De aangifte is aanvankelijk gevolgd maar later heeft de inspecteur het met de verkoop van de aandelen behaalde voordeel als winst uit aanmerkelijk belang nagevorderd.
Het Hof heeft geoordeeld dat de aandelen A en B voor de toepassing van artikel 20a, lid 3 Wet IB 1964 tot één soort behoren, hetgeen betekende dat de belastingplichtige in het jaar 2000 aandelen heeft vervreemd die niet tot een aanmerkelijk belang behoren.
De Staatssecretaris van Financiën heeft tegen de uitspraak cassatieberoep ingesteld.
De Hoge Raad acht sprake van verschillende soorten aandelen niet alleen indien sprake is van een bijzondere gerechtigdheid tot een vermogensbestanddeel of een reserve van de vennootschap (zoals het geval is bij letteraandelen met een eigen dividendreserve), maar ook indien tussen verschillende soorten aandelen uitsluitend een verschil bestaat met betrekking tot de besluitvorming omtrent uitkeringen van winst of vermogen van de vennootschap.
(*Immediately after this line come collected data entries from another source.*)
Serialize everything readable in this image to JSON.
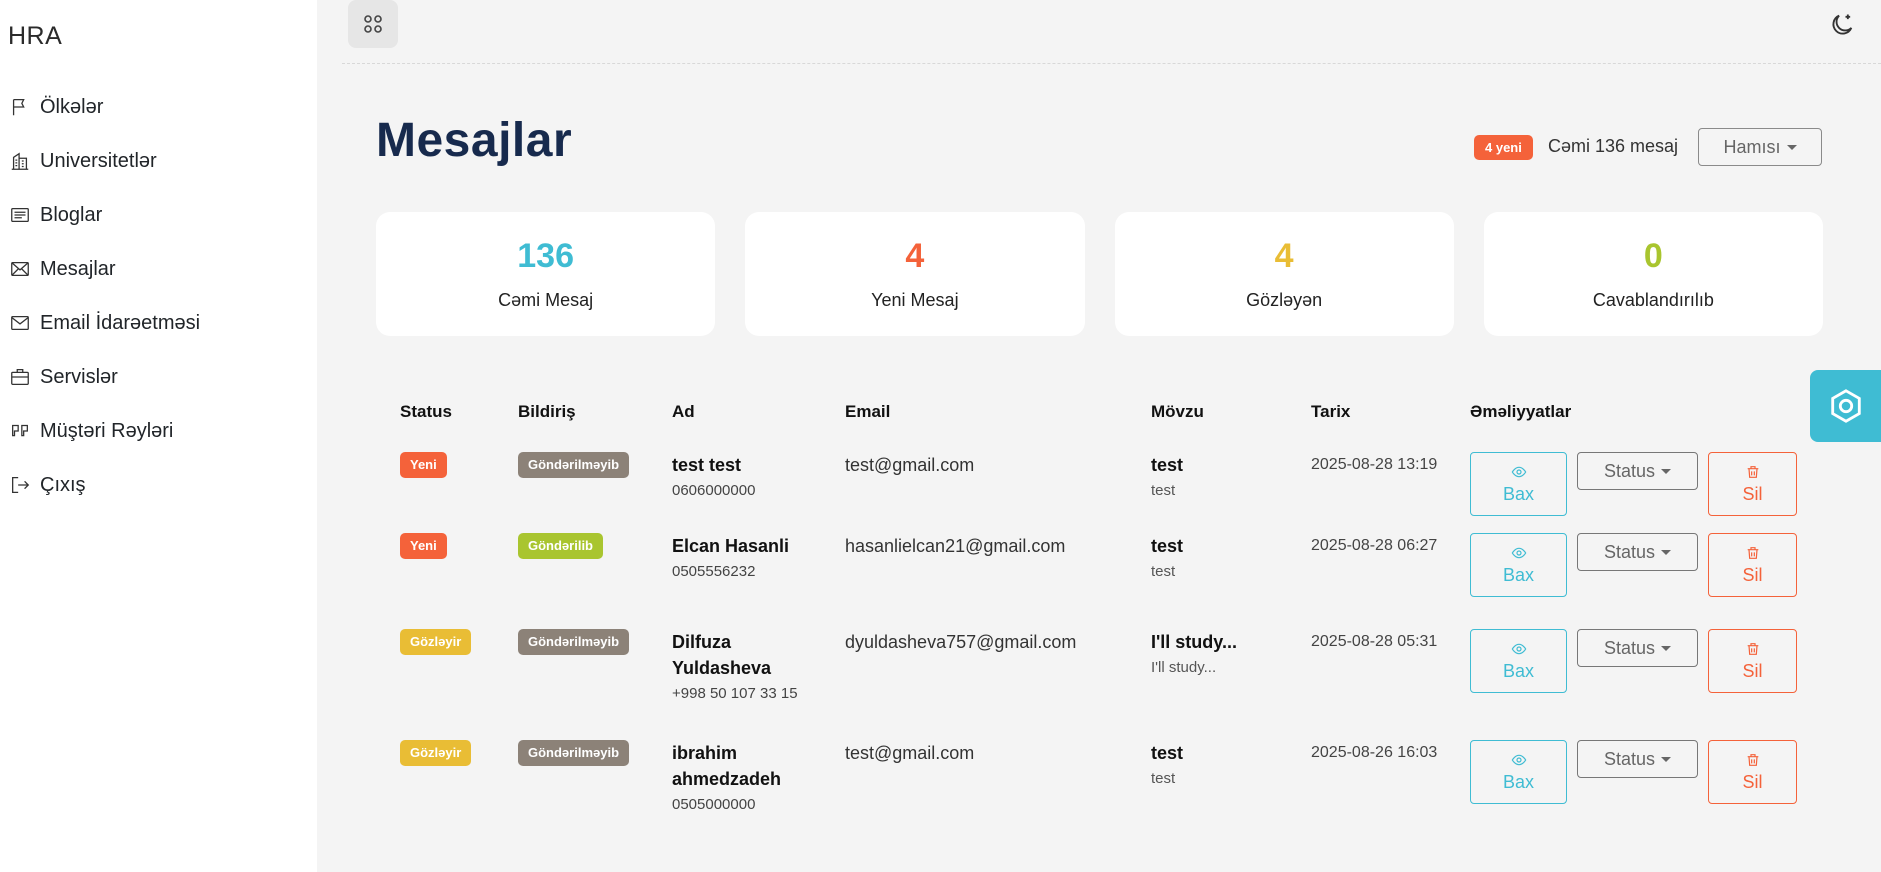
{
  "app": {
    "brand": "HRA"
  },
  "sidebar": {
    "items": [
      {
        "label": "Ölkələr",
        "icon": "flag-icon"
      },
      {
        "label": "Universitetlər",
        "icon": "building-icon"
      },
      {
        "label": "Bloglar",
        "icon": "newspaper-icon"
      },
      {
        "label": "Mesajlar",
        "icon": "envelope-open-icon"
      },
      {
        "label": "Email İdarəetməsi",
        "icon": "envelope-icon"
      },
      {
        "label": "Servislər",
        "icon": "briefcase-icon"
      },
      {
        "label": "Müştəri Rəyləri",
        "icon": "quote-icon"
      },
      {
        "label": "Çıxış",
        "icon": "logout-icon"
      }
    ]
  },
  "header": {
    "title": "Mesajlar",
    "new_badge": "4 yeni",
    "total_text": "Cəmi 136 mesaj",
    "filter_label": "Hamısı"
  },
  "stats": [
    {
      "value": "136",
      "label": "Cəmi Mesaj",
      "color": "#3fbcd3"
    },
    {
      "value": "4",
      "label": "Yeni Mesaj",
      "color": "#f4623a"
    },
    {
      "value": "4",
      "label": "Gözləyən",
      "color": "#e9bd35"
    },
    {
      "value": "0",
      "label": "Cavablandırılıb",
      "color": "#a9c52f"
    }
  ],
  "table": {
    "columns": [
      "Status",
      "Bildiriş",
      "Ad",
      "Email",
      "Mövzu",
      "Tarix",
      "Əməliyyatlar"
    ],
    "actions": {
      "view": "Bax",
      "status": "Status",
      "delete": "Sil"
    },
    "rows": [
      {
        "status": "Yeni",
        "status_color": "#f4623a",
        "notify": "Göndərilməyib",
        "notify_color": "#8c8278",
        "name": "test test",
        "phone": "0606000000",
        "email": "test@gmail.com",
        "subject": "test",
        "subject_preview": "test",
        "date": "2025-08-28 13:19"
      },
      {
        "status": "Yeni",
        "status_color": "#f4623a",
        "notify": "Göndərilib",
        "notify_color": "#a9c52f",
        "name": "Elcan Hasanli",
        "phone": "0505556232",
        "email": "hasanlielcan21@gmail.com",
        "subject": "test",
        "subject_preview": "test",
        "date": "2025-08-28 06:27"
      },
      {
        "status": "Gözləyir",
        "status_color": "#e9bd35",
        "notify": "Göndərilməyib",
        "notify_color": "#8c8278",
        "name": "Dilfuza Yuldasheva",
        "phone": "+998 50 107 33 15",
        "email": "dyuldasheva757@gmail.com",
        "subject": "I'll study...",
        "subject_preview": "I'll study...",
        "date": "2025-08-28 05:31"
      },
      {
        "status": "Gözləyir",
        "status_color": "#e9bd35",
        "notify": "Göndərilməyib",
        "notify_color": "#8c8278",
        "name": "ibrahim ahmedzadeh",
        "phone": "0505000000",
        "email": "test@gmail.com",
        "subject": "test",
        "subject_preview": "test",
        "date": "2025-08-26 16:03"
      }
    ]
  }
}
Laatstgenoemd verschil is niet van dezelfde orde als de in artikel 20a, lid 3, derde volzin, van de Wet IB 1964 bedoelde verschillen.
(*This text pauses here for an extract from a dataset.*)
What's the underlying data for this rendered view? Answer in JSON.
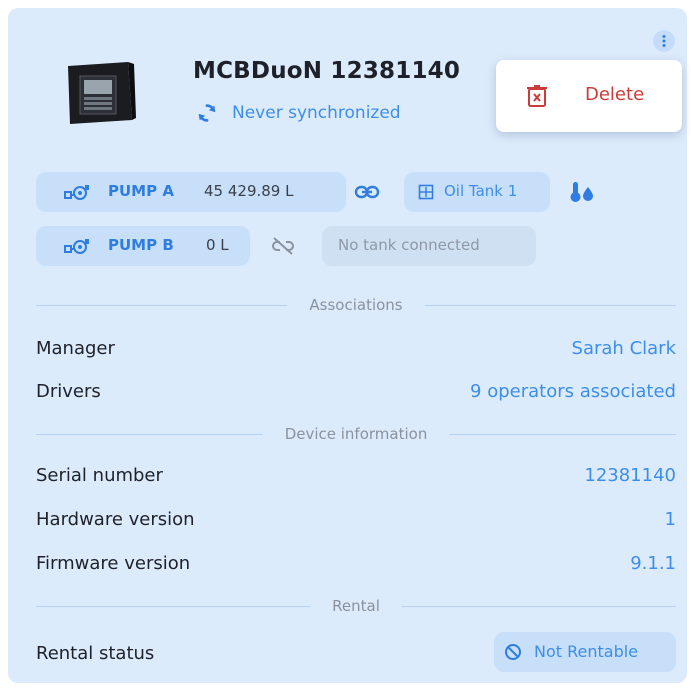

De in de aandelen A en B belichaamde rechten verschillen in casu wat betreft het stemrecht over de vaststelling of uitbetaling van dividenden en over andere kwesties die de vermogenspositie van de vennootschap rechtstreeks raken. Die verschillen zijn niet van dezelfde orde als de in artikel 20a, lid 3, derde volzin, van de Wet IB 1964 bedoelde verschillen. Hieruit volgt dat wat er zij van overige verschillen tussen de aandelen A en B, die aandelen niet kunnen worden aangemerkt als aandelen van dezelfde soort in vorenvermelde zin.
Uit het voorgaande volgt dat het oordeel van het Hof onjuist is. De zaak wordt verwezen.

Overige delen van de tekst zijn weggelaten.